Вот какие страшные истории могут быть в жизни. Я, конечно, понимаю — из всего того, что я собрала и узнала о тяте, можно сделать о нем плохой вывод. Это правильно — и дезертир, и от борьбы прятался, и с мамой по-разбойничьи обошелся.
Напал бы такой на меня, я б ему показала свои коготки! Но уж коль случилось то, что случилось с мамой, я б не стала на себе волосы драть. Если бы тот варнак еще раз ко мне сунулся, я б ему обломала бока бастрыком или ошпарила кипятком. Но тятя появился второй раз, и она не прогнала его.
Тятя рассказывал:
«Возвратился в рыбацкую артель. Неводим, стало быть, а нутро мое жжет. Сам не пойму, что такое. Жжет и жжет и все та девка мерещится, мокрые, как лывы после дождя, глаза ее. Вспомню про похабство, которое я сотворил с нею, дрожь по мне проходит, сам себе варнаком кажусь. Это еще бы ладно! Главное-то другое — жжет нутро и сердце просится к ней. Ну, вечером я и махнул в Кыштым. Постучался в окно. Выглянула, увидела меня и опять отпрянула. Я не ухожу — думаю, пусть лучше ухватом прогонит, а сам ни за что не уйду. Она помешкала, помешкала, да и отперла мне. Тут уж у меня нутро жечь перестало, только вот с сердцем неладно стало — к самому горлу подступает, прямо задыхаюсь я. К утру прибег в артель, а вечером побег к Дусе. И пошло-поехало. Днем чертомелил в артельке, а ночью спал у Дуси. Подвело меня всего, кожа да кости остались…»
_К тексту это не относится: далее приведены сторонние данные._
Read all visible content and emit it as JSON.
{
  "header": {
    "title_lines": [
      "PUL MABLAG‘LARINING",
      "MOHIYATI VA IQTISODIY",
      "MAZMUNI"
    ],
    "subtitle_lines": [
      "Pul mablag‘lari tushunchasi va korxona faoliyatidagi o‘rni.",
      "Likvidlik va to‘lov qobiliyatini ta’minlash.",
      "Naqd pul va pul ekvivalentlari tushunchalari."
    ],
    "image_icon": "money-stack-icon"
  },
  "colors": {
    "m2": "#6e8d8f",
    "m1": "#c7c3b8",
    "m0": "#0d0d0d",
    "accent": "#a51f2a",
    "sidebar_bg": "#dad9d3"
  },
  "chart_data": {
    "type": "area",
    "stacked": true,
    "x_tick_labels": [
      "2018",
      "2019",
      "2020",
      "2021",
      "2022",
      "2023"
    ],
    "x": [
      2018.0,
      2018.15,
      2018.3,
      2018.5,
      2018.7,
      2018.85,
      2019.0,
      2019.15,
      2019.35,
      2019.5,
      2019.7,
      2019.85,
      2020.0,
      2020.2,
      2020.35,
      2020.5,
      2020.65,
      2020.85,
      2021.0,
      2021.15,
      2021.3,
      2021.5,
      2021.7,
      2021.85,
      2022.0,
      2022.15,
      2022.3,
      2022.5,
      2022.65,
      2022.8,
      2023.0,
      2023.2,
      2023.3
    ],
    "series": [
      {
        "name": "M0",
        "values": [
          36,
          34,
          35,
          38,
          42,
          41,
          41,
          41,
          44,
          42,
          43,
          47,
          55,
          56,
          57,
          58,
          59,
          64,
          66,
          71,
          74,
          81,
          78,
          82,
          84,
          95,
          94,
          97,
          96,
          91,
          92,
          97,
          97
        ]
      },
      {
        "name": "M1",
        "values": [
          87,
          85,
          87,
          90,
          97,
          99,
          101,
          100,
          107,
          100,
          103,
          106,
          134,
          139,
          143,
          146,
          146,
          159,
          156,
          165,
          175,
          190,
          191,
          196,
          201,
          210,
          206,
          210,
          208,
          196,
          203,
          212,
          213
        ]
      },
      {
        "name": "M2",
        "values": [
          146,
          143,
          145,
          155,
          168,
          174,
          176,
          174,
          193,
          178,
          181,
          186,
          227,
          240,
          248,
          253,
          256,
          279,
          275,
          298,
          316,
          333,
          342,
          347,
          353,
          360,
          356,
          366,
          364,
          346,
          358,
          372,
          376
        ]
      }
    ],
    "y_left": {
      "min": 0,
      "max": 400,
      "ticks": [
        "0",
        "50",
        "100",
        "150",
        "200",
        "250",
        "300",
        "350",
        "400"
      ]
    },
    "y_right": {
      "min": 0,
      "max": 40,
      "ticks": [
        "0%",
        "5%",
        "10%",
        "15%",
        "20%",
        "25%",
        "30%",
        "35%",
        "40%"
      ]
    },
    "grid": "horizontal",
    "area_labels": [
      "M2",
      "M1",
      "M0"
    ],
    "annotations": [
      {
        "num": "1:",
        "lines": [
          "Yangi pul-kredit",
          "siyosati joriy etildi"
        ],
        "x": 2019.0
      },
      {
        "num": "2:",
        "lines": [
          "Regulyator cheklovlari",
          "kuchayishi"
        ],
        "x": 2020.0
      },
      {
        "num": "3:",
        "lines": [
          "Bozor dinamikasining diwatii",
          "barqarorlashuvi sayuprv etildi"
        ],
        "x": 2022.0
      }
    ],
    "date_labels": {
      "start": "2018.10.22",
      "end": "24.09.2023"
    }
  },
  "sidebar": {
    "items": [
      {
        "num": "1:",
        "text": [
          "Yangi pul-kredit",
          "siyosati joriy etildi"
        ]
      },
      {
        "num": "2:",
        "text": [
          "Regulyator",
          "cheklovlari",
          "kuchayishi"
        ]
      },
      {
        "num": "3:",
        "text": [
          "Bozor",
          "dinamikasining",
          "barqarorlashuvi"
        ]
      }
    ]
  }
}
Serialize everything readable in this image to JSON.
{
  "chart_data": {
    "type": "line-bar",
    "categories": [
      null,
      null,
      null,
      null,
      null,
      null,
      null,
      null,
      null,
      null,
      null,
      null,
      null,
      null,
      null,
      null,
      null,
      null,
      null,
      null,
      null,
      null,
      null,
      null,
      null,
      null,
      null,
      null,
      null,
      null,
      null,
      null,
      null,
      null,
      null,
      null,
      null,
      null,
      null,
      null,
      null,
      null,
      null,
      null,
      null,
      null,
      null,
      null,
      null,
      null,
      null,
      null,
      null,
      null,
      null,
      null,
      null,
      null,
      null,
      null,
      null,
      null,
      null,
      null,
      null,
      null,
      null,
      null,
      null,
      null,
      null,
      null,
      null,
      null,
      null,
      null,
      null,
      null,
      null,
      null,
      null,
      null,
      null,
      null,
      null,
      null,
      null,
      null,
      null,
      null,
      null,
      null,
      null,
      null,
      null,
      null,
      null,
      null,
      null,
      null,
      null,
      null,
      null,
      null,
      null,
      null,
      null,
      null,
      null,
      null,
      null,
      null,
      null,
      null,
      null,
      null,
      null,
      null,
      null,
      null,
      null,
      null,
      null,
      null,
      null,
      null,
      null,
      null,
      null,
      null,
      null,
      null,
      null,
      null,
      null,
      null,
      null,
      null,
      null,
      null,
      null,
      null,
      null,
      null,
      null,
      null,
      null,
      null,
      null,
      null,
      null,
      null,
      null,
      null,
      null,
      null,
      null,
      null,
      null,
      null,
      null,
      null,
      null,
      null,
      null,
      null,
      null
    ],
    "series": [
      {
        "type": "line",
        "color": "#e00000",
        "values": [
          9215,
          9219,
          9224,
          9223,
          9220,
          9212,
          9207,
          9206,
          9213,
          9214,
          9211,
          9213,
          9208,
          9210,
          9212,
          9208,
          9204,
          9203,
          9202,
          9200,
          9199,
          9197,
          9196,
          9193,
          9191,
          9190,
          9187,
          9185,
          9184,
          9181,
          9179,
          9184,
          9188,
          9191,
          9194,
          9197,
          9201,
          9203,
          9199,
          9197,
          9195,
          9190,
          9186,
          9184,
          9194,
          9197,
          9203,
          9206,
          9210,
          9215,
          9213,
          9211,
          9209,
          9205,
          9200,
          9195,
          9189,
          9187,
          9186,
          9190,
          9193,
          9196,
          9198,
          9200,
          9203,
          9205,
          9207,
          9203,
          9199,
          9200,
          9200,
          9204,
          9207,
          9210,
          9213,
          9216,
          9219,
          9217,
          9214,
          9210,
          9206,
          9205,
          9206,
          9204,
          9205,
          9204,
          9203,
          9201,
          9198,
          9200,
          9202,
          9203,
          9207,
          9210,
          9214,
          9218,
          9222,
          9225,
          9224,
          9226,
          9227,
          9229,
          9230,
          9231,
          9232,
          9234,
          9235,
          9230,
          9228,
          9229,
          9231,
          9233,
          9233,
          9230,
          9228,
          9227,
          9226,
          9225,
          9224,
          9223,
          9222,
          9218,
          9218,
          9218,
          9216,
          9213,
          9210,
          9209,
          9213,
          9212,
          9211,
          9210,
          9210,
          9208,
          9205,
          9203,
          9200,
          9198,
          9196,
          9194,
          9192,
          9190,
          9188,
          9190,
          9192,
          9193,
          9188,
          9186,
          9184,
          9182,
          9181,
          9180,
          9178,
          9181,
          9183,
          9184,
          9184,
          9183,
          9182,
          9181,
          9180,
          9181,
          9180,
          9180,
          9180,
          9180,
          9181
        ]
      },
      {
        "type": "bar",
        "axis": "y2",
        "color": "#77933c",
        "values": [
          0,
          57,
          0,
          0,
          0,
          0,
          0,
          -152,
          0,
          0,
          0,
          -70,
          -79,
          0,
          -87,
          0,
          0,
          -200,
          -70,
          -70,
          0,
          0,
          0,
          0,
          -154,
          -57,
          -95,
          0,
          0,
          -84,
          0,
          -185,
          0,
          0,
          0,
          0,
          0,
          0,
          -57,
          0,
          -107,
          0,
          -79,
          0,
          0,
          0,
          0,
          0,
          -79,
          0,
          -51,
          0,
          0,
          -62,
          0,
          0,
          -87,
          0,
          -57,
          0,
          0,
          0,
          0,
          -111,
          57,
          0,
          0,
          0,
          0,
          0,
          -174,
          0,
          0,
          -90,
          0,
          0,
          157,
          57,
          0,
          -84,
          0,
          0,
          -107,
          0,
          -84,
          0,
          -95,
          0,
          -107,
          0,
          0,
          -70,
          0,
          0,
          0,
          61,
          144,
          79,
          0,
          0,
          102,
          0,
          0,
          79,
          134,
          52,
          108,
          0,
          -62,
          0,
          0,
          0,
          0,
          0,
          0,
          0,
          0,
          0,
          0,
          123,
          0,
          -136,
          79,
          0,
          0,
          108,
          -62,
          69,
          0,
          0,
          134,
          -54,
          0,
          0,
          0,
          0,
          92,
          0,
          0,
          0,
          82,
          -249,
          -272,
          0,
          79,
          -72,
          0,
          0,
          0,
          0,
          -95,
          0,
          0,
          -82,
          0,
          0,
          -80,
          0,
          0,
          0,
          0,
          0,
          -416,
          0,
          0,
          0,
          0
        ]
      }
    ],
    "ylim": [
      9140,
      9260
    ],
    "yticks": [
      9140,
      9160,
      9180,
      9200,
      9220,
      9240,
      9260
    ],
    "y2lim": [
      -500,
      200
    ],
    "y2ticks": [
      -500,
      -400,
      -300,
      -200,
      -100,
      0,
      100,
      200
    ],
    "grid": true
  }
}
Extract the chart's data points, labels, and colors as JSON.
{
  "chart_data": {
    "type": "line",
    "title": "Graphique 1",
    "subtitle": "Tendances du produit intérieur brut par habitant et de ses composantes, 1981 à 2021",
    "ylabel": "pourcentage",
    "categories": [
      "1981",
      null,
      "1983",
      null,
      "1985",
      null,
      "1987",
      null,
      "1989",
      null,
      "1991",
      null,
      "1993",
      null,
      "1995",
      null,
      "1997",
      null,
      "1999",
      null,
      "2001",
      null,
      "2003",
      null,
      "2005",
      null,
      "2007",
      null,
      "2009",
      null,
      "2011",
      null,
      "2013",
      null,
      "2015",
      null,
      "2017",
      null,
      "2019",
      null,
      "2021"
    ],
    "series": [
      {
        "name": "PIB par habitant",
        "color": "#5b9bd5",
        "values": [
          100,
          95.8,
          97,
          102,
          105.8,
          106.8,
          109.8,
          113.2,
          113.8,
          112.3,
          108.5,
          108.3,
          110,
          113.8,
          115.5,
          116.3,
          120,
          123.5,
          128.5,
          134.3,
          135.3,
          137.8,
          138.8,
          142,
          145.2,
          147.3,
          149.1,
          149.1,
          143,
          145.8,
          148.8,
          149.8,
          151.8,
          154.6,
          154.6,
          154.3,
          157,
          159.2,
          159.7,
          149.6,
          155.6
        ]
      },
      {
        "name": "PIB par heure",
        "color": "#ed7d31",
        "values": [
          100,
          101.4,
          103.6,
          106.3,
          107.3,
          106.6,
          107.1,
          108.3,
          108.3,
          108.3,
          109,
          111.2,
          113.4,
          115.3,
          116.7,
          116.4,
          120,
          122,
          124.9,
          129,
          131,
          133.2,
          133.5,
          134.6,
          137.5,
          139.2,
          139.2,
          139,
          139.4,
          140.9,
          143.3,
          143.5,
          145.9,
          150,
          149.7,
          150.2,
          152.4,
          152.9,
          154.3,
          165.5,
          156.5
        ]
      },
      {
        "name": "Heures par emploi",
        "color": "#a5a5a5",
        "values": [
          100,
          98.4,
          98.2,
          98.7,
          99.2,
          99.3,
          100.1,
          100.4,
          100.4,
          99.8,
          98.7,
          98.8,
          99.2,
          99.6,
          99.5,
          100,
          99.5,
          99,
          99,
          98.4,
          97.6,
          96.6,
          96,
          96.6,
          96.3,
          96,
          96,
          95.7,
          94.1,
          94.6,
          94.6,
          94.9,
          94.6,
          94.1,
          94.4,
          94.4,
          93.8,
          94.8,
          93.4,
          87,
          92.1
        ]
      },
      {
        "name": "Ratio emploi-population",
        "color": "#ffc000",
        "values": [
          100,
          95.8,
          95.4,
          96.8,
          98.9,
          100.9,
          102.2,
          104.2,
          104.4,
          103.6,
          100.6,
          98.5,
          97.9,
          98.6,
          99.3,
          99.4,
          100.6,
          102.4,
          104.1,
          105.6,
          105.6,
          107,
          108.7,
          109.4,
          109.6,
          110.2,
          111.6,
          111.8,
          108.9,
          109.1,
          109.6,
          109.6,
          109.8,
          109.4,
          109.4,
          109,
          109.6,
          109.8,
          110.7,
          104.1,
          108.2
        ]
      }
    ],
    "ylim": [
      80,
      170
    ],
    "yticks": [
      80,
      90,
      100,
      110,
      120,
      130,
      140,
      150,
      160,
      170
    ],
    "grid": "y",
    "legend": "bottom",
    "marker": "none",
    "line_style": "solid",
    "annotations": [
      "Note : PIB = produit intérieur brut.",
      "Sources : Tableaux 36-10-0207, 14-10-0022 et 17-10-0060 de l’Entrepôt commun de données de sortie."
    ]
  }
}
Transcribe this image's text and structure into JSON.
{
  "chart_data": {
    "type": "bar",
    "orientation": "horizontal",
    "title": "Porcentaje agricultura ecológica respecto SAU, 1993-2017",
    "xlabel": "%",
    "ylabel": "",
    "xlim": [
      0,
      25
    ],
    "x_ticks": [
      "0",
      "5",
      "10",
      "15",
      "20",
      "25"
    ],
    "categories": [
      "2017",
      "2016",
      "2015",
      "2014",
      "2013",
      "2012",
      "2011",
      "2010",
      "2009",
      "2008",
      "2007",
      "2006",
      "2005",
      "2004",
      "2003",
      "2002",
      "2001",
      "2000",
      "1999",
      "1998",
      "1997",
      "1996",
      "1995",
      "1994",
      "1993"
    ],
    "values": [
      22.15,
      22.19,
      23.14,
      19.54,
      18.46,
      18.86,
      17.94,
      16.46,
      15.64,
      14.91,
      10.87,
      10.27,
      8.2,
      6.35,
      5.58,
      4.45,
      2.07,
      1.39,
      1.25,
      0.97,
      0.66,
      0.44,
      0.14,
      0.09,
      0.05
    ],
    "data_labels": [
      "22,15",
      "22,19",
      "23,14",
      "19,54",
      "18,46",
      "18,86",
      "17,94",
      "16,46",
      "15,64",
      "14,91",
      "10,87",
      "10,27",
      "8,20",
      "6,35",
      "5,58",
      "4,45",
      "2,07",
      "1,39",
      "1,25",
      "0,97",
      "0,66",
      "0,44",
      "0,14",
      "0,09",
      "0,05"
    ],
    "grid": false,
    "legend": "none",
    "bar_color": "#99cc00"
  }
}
А тут пожар на Верхнем заводе. Вспыхнуло вдруг и сильно. Началось со склада серной кислоты. Погода выдалась жаркая и сухая. Небо стало белесым. Таким оно становится в нестерпимую жару, хотя на дворе только началась вторая половина мая. Все живое попряталось в тень. Ребятишки купались на пруду.
Быстрое жаркое пламя взметнулось на складе. Образовался ток воздуха, создались мощные вихри. Ими из пекла выбрасывались горящие плетеные корзинки, в которых хранились бутылки с кислотой. Занялись ближние дома. Один, другой — и пошел огонь гулять по тесовым крышам. Вот уже целая улица пылает. И все это вмиг, неожиданно. Люди обезумели, не успевают вытаскивать из огня самое необходимое. Метались с кудахтаньем куры, поднимались вверх на своих немощных крыльях, их подхватывало током воздуха и кидало в огонь. Телят и овец, которых не успевали выгнать из сараюшек, придавливало горящими бревнами и досками, и они сгорали заживо. Старухи тащили иконы, крестились и вовсю ругали большевиков-антихристов, из-за которых, по их мнению, происходят все беды.